[lbo-talk] where have all the anti-war songs gone

James Heartfield Heartfield at blueyonder.co.uk
Sun Mar 30 13:30:09 PDT 2008


"To be fair, they weren't new in the sixties either. The songs you cite were all written in the 40s, the 30s and the 19th century."

The republican struggle in Ireland produced some good songs later than that, like 'the men behind the wire', a rousing singalong that led the British to arrest its composer, 'The Patriot Game' (which Brendan Behan wrote for a veteran of the 1956 border campaign, and Bob Dylan plagirised for as 'God's on our side' after hearing the Clancy brothers singing the original - Behan's is a lot less obvious than Dylan's).

Reggae produced some good rebel rousing, like Tapper Zukie's MPLA, Jimmy Cliff's Vietnam, and the Wailers early tunes.

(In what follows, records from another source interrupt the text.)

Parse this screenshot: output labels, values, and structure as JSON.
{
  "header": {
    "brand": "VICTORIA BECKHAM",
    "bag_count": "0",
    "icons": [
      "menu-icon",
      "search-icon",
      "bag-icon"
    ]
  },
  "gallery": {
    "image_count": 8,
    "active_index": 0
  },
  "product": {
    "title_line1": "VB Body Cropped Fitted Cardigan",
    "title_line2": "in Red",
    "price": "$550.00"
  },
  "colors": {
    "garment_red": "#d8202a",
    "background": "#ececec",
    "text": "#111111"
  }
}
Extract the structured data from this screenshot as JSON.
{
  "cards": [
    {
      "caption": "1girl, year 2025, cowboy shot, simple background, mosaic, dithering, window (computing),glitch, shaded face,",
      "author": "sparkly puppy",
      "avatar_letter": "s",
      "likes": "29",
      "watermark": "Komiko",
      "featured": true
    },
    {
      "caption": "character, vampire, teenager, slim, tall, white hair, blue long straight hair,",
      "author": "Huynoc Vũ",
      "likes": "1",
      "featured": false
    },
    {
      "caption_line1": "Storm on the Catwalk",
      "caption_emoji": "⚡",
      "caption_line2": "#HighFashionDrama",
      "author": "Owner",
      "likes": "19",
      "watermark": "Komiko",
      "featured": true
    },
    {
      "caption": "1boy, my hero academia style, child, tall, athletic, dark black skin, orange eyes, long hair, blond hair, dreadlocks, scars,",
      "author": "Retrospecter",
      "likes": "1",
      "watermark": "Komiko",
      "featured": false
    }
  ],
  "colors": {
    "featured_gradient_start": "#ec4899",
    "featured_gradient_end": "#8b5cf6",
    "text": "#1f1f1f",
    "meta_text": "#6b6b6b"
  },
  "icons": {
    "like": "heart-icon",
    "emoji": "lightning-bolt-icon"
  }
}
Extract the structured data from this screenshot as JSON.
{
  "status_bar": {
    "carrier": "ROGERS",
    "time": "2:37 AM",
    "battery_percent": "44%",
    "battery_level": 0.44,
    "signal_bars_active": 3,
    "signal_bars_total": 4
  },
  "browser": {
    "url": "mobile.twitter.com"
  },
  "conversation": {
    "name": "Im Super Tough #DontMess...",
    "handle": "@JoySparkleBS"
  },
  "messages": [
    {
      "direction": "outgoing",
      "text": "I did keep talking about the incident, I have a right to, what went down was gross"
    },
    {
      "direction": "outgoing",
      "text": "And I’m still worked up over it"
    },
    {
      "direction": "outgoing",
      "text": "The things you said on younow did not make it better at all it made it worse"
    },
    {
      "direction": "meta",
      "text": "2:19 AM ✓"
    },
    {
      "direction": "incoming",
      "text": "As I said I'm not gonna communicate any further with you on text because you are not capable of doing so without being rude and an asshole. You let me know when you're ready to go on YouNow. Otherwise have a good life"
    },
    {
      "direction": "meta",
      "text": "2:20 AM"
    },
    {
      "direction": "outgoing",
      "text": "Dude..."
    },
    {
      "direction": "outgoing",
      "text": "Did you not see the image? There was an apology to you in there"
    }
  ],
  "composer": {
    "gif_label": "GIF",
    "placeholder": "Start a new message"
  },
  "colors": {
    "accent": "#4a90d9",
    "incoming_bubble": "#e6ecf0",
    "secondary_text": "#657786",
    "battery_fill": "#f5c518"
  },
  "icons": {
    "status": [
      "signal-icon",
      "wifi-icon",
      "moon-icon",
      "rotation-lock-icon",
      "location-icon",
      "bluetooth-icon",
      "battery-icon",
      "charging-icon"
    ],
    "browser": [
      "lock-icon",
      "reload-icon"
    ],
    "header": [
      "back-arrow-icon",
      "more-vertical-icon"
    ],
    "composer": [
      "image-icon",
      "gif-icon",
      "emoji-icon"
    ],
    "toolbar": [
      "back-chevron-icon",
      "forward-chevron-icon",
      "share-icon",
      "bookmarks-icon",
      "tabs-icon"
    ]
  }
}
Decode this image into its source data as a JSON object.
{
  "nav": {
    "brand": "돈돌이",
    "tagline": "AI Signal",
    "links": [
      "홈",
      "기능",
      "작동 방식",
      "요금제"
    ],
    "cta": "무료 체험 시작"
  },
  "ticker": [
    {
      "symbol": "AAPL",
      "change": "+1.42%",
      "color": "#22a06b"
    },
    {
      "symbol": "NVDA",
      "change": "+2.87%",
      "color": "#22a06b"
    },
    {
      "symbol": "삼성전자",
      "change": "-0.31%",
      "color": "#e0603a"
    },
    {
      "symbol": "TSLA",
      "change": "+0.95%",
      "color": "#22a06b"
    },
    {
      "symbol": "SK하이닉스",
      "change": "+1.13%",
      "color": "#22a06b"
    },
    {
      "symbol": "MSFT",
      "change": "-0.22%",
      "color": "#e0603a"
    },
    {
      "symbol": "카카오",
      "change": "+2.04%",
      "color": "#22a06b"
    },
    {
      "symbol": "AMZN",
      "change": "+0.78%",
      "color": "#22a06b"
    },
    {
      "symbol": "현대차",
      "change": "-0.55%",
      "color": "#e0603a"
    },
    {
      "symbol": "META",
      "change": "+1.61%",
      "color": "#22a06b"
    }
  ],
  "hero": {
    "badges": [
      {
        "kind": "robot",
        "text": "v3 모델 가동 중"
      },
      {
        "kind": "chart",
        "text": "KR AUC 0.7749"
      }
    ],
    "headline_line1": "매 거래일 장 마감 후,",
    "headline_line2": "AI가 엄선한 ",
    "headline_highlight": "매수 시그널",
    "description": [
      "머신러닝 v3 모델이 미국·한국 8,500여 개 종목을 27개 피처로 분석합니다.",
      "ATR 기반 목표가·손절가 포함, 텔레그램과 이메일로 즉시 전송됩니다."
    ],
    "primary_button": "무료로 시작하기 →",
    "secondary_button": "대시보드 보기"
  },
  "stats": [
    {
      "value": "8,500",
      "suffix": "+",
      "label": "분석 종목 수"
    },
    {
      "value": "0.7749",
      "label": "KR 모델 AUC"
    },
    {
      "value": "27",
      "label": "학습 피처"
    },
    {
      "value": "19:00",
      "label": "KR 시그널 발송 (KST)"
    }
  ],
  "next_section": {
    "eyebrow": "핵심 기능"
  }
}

I recently made up a list of truly execrable environmentalist songs: the tragic Albert Hammond (who seems to have killed himself to avoid the smog) leading the pack with 'Down by the River' and 'We're running out'. Listen to the words of Bowie's Five Years and you will see that his cut up technique has been practised on a background piece on the Club of Rome report. The despicable Seeger's Little Boxes (I know he did not write it) and as for paving paradise and putting up a parking lot, it sounds like a better idea than listening to that again.